Mas, por razões misteriosas, não passaram. A opinião pública entrou em spin com milhões de comentários nas redes sociais. Mais estranho ainda, a estranheza às palavras de Bondi não vieram apenas dos democratas. Os mais fanáticos MAGA também não levaram a coisa a bem, por motivos diferentes: acham que há muitos democratas mencionados no Arquivo. Facto é que Epstein se dava bem com republicanos e democratas, a única opinião que tinha era que os ricos eram mais interessantes do que os pobres e queria manter os seu estatuto com qualquer governo.
As afirmações de Bondi não fazem sentido. Primeiro, o caso estava esquecido, não havia razão para o trazer à pauta. Segundo, é impossível que não existam milhares de páginas sobre um caso que foi investigado pelo FBI e várias procuradorias, terceiro, e isto é mais discutível, mas é dificil acreditar que um tipo como o Epstein, que já tinha estado preso e sabia mexer os cordelinhos, ficasse deprimido ao ponto de se suicidar antes do caso chegar a tribunal. Tinha várias cartas na manga; comprar procuradores, como fez na Flórida, escolher os melhores escritórios de advogados do país e, sobretudo, dizer quem privava com ele nas festinhas.
A investigação feita sobre o “suicídio” tem vários buracos; naquele momento os guardas prisionais estavam todos distraídos e o vídeo permanentemente ligado à sua cela mostra alguns cortes estranhos.
O pior talvez tenha sido o Presidente meter-se ao barulho.
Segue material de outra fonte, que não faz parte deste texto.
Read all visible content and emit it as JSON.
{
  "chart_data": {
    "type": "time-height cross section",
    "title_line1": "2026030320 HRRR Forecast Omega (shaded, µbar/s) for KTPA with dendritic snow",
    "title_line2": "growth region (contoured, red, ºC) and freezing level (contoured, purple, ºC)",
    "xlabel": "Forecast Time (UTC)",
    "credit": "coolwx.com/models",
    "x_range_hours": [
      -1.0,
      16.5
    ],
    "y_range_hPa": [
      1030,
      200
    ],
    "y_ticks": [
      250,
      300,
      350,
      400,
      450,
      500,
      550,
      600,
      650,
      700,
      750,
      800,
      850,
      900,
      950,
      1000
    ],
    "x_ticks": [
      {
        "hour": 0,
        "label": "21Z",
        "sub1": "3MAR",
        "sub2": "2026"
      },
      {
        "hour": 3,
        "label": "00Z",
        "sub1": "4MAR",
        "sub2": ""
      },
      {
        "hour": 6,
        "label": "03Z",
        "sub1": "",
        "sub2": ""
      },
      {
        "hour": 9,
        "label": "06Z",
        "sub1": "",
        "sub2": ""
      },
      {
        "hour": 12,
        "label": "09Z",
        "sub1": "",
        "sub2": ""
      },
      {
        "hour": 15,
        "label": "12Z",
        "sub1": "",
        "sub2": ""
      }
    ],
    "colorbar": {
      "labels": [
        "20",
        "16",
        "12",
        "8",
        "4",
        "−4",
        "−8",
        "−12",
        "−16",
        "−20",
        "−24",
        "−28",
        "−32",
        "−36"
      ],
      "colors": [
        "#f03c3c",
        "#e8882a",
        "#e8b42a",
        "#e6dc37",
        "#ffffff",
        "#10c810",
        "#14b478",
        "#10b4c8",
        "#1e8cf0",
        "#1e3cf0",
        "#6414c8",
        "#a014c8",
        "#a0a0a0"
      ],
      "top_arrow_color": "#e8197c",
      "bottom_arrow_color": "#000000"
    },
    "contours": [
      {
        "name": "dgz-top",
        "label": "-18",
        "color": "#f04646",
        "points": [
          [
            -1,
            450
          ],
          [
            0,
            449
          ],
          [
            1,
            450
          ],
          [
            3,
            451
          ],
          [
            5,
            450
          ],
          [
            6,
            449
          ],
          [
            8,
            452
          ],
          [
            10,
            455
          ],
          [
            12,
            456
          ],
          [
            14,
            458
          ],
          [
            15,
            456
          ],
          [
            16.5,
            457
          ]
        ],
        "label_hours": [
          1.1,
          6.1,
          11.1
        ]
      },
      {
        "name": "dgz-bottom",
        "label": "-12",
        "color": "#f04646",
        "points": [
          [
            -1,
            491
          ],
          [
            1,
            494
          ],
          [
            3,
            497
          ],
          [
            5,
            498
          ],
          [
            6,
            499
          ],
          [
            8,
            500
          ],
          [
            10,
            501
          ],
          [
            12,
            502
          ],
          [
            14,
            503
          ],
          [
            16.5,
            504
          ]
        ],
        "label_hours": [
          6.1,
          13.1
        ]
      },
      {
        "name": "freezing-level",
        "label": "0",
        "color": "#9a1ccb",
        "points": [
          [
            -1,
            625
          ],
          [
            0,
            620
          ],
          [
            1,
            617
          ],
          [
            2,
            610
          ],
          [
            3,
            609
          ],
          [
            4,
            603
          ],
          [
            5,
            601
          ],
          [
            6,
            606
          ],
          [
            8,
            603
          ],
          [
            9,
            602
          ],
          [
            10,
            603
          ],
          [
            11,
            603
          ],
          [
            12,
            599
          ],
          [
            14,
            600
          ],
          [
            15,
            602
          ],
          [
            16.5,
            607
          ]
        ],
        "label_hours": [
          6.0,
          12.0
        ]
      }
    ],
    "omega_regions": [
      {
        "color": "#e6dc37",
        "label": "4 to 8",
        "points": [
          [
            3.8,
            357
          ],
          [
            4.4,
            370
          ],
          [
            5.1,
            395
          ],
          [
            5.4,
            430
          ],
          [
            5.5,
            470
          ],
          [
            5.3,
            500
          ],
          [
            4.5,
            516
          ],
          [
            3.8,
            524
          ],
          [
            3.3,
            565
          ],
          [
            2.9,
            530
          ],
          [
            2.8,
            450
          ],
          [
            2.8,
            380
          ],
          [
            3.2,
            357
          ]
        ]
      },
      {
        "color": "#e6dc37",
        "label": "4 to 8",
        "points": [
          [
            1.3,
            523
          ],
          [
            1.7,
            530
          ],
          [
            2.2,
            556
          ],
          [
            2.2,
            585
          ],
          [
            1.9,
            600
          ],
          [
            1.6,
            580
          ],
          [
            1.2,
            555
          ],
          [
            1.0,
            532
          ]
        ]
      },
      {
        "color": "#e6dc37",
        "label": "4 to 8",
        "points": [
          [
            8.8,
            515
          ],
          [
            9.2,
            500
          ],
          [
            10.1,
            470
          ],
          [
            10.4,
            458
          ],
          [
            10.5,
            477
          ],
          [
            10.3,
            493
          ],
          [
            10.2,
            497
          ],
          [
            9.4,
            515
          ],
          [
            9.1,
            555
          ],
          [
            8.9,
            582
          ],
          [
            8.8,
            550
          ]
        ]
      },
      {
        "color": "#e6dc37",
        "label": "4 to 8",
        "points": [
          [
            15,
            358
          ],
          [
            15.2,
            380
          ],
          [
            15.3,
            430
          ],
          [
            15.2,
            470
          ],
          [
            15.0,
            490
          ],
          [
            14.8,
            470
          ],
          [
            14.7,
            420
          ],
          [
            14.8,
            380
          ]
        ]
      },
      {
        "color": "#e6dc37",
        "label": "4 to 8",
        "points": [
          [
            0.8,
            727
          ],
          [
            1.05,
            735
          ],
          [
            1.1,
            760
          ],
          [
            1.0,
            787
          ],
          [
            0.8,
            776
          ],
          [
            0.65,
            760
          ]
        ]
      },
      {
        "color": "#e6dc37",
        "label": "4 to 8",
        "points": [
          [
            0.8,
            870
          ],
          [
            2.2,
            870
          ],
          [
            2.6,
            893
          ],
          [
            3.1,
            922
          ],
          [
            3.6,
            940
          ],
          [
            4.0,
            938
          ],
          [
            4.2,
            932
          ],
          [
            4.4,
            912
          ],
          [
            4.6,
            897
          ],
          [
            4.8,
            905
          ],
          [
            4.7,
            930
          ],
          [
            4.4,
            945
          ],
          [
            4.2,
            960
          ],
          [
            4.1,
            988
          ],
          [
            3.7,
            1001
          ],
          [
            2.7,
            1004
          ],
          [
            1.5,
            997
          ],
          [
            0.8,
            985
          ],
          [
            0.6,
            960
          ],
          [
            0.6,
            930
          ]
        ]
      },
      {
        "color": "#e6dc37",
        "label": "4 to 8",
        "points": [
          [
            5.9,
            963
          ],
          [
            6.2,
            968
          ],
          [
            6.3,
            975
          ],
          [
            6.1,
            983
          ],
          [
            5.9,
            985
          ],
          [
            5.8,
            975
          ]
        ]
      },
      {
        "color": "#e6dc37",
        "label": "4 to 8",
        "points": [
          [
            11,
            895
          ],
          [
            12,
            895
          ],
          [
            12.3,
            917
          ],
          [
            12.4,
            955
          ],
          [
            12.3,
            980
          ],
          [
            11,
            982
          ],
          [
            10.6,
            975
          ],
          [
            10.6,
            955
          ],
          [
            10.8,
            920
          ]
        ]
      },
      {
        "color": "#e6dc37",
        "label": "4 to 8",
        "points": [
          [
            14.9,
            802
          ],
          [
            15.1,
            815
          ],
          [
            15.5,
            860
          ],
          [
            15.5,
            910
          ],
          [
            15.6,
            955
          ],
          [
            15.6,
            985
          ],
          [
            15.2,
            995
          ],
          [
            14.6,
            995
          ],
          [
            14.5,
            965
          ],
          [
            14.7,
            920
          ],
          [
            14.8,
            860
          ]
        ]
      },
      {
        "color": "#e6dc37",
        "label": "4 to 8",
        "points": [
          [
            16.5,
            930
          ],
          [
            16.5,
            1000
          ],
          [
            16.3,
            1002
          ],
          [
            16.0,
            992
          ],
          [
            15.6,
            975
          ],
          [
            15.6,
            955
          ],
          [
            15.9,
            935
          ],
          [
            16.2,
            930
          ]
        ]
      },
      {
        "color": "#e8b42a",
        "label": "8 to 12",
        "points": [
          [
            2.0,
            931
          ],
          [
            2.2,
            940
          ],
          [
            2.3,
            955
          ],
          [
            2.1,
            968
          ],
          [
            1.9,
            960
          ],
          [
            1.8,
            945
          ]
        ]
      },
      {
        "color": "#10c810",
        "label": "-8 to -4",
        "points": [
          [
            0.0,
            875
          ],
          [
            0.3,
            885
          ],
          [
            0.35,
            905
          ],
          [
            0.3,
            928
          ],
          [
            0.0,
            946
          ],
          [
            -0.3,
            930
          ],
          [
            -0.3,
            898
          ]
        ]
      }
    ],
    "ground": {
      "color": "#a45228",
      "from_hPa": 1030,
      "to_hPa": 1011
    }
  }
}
Podia ter ignorado o assunto, que não é nada comparado com os terríveis dossiers que tem na mão: as tarifas alfandegárias, a imigração, a conquista da Gronelandia, a NATO e a Guerra da Ucrânia, o bombardeamento falhado do Irão, a nomeação para Prémio Nobel da Paz... Mas não; usando o seu método padrão de governar, que é quando surge um problema o que faz é criticar quem o criou (neste caso, Pam Bondi), a comunicação social sempre “em falência”, e os “socialistas” que querem manchar a “maior Presidência da História dos Estados Unidos”.
Já reproduzi na semana passada o post que gritou na sua rede “TruthSocial”, mas vale a pena repetir: ““Há um ano o nosso País estava MORTO e agora é o MAIS APRECIADO no Mundo inteiro. Vamos continuar assim e não percamos Tempo e Energia com Jeffrey Epstein, uma pessoa que não interessa a ninguém.” (maísculas no post original)
Trump deu-se intensamente com Epstein durante dez anos, e a amizade só terminou porque competiram um contra o outro para comprar uma mansão em Miami. Trump ganhou, mas não gostou e proibiu Esptein de ir a Mar-a-Largo.
Para piorar a situação, o “Wall Street Journal”, ultra-conservador, foi desencantar uma mensagem de aniversário que Trump mandou a Epstein cheia de referências pornográficas, inclusive um desenho em que o sexo da mulher desenhada está coberto pela sua assinatura. Trump nega, diz que nem sabe desenhar (estranho que haja alguma coisa que ele não faça “melhor que ninguém”) e ameaçou processar o “Journal”, esquecendo que o dono, o famigerado Murdoch, também tem a “FOX News” a estação televisiva que mais o tem defendido desde sempre.
Na Câmara dos Representantes, os democratas conseguiram colocar à votação a criação de uma Comissão de Inquérito para investigar o Arquivo; imediatamente o “speaker”, Mike Johnson, que limparia a casa-de-banho de Trump se ele mandasse, adiantou o interval estival dos trabalhos para esta sexta-feira, de modo a que não se possa constituir a Comissão.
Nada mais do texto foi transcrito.